From 448278e807e489e44f539e4eb5993fa991349895 Mon Sep 17 00:00:00 2001
From: Kevan Carstensen <kevan@isnotajoke.com>
Date: Fri, 29 Jul 2011 13:20:39 -0700
Subject: [PATCH] cli: make 'tahoe cp' overwrite mutable files in-place

---
 src/allmydata/scripts/tahoe_cp.py |  19 +-
 src/allmydata/test/test_cli.py    | 351 ++++++++++++++++++++++++++++++
 2 files changed, 365 insertions(+), 5 deletions(-)

diff --git a/src/allmydata/scripts/tahoe_cp.py b/src/allmydata/scripts/tahoe_cp.py
index 9f910042..694bf353 100644
--- a/src/allmydata/scripts/tahoe_cp.py
+++ b/src/allmydata/scripts/tahoe_cp.py
@@ -386,11 +386,20 @@ class TahoeDirectoryTarget:
         url = self.nodeurl + "uri"
         if not hasattr(inf, "seek"):
             inf = inf.read()
-        filecap = PUT(url, inf)
-        # TODO: this always creates immutable files. We might want an option
-        # to always create mutable files, or to copy mutable files into new
-        # mutable files.
-        self.new_children[name] = filecap
+
+        if self.children is None:
+            self.populate(False)
+
+        # Check to see if we already have a mutable file by this name.
+        # If so, overwrite that file in place.
+        if name in self.children and self.children[name].mutable:
+            self.children[name].put_file(inf)
+        else:
+            filecap = PUT(url, inf)
+            # TODO: this always creates immutable files. We might want an option
+            # to always create mutable files, or to copy mutable files into new
+            # mutable files.
+            self.new_children[name] = filecap
 
     def put_uri(self, name, filecap):
         self.new_children[name] = filecap
diff --git a/src/allmydata/test/test_cli.py b/src/allmydata/test/test_cli.py
index 33d00ba1..4fd4bfab 100644
--- a/src/allmydata/test/test_cli.py
+++ b/src/allmydata/test/test_cli.py
@@ -1625,6 +1625,357 @@ class Cp(GridTestMixin, CLITestMixin, unittest.TestCase):
 
         return d
 
+    def test_cp_replaces_mutable_file_contents(self):
+        self.basedir = "cli/Cp/cp_replaces_mutable_file_contents"
+        self.set_up_grid()
+
+        # Write a test file, which we'll copy to the grid.
+        test_txt_path = os.path.join(self.basedir, "test.txt")
+        test_txt_contents = "foo bar baz"
+        f = open(test_txt_path, "w")
+        f.write(test_txt_contents)
+        f.close()
+
+        d = self.do_cli("create-alias", "tahoe")
+        d.addCallback(lambda ignored:
+            self.do_cli("mkdir", "tahoe:test"))

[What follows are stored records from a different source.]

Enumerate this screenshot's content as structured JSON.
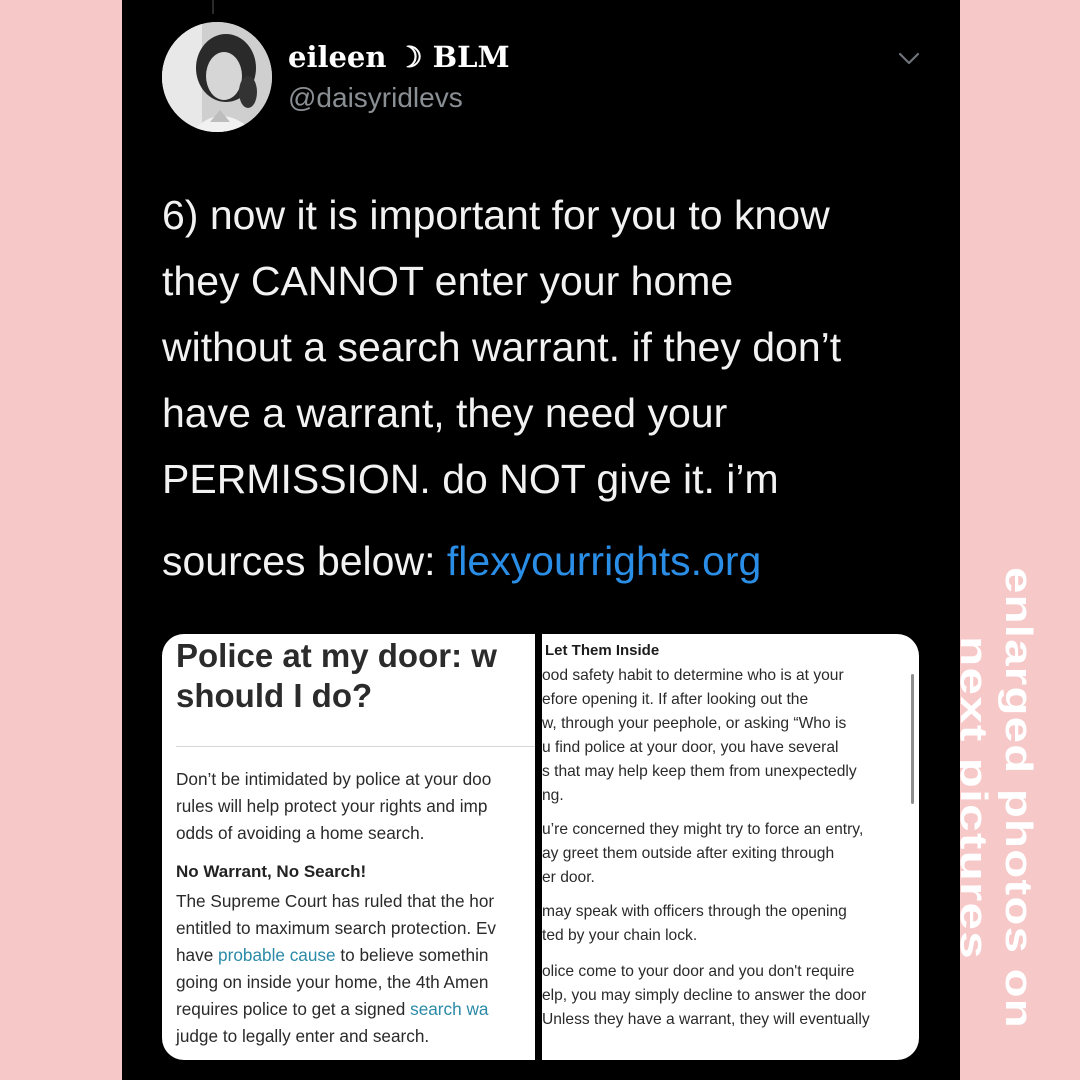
{
  "tweet": {
    "display_name": "eileen ☽ BLM",
    "handle": "@daisyridlevs",
    "menu_icon": "chevron-down-icon",
    "body_lines": [
      "6) now it is important for you to know",
      "they CANNOT enter your home",
      "without a search warrant. if they don’t",
      "have a warrant, they need your",
      "PERMISSION. do NOT give it. i’m"
    ],
    "sources_prefix": "sources below: ",
    "sources_link": "flexyourrights.org"
  },
  "left_panel": {
    "heading_line1": "Police at my door: w",
    "heading_line2": "should I do?",
    "intro_lines": [
      "Don’t be intimidated by police at your doo",
      "rules will help protect your rights and imp",
      "odds of avoiding a home search."
    ],
    "subheading": "No Warrant, No Search!",
    "para": {
      "l1": "The Supreme Court has ruled that the hor",
      "l2": "entitled to maximum search protection. Ev",
      "l3_pre": "have ",
      "l3_link": "probable cause",
      "l3_post": " to believe somethin",
      "l4": "going on inside your home, the 4th Amen",
      "l5_pre": "requires police to get a signed ",
      "l5_link": "search wa",
      "l6": "judge to legally enter and search."
    }
  },
  "right_panel": {
    "heading": "Let Them Inside",
    "block1": [
      "ood safety habit to determine who is at your",
      "efore opening it. If after looking out the",
      "w, through your peephole, or asking “Who is",
      "u find police at your door, you have several",
      "s that may help keep them from unexpectedly",
      "ng."
    ],
    "block2": [
      "u’re concerned they might try to force an entry,",
      "ay greet them outside after exiting through",
      "er door."
    ],
    "block3": [
      "may speak with officers through the opening",
      "ted by your chain lock."
    ],
    "block4": [
      "olice come to your door and you don't require",
      "elp, you may simply decline to answer the door",
      "Unless they have a warrant, they will eventually"
    ]
  },
  "side_caption": {
    "line1": "enlarged photos on",
    "line2": "next pictures",
    "color": "#ffffff"
  },
  "colors": {
    "background_pink": "#f7c8c8",
    "link_blue": "#2b8ee6",
    "inline_link_teal": "#2b8aa8"
  }
}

+        # We have to use 'tahoe put' here because 'tahoe cp' doesn't
+        # know how to make mutable files at the destination.
+        d.addCallback(lambda ignored:
+            self.do_cli("put", "--mutable", test_txt_path, "tahoe:test/test.txt"))
+        d.addCallback(lambda ignored:
+            self.do_cli("get", "tahoe:test/test.txt"))
+        def _check((rc, out, err)):
+            self.failUnlessEqual(rc, 0)
+            self.failUnlessEqual(out, test_txt_contents)
+        d.addCallback(_check)
+
+        # We'll do ls --json to get the read uri and write uri for the
+        # file we've just uploaded.
+        d.addCallback(lambda ignored:
+            self.do_cli("ls", "--json", "tahoe:test/test.txt"))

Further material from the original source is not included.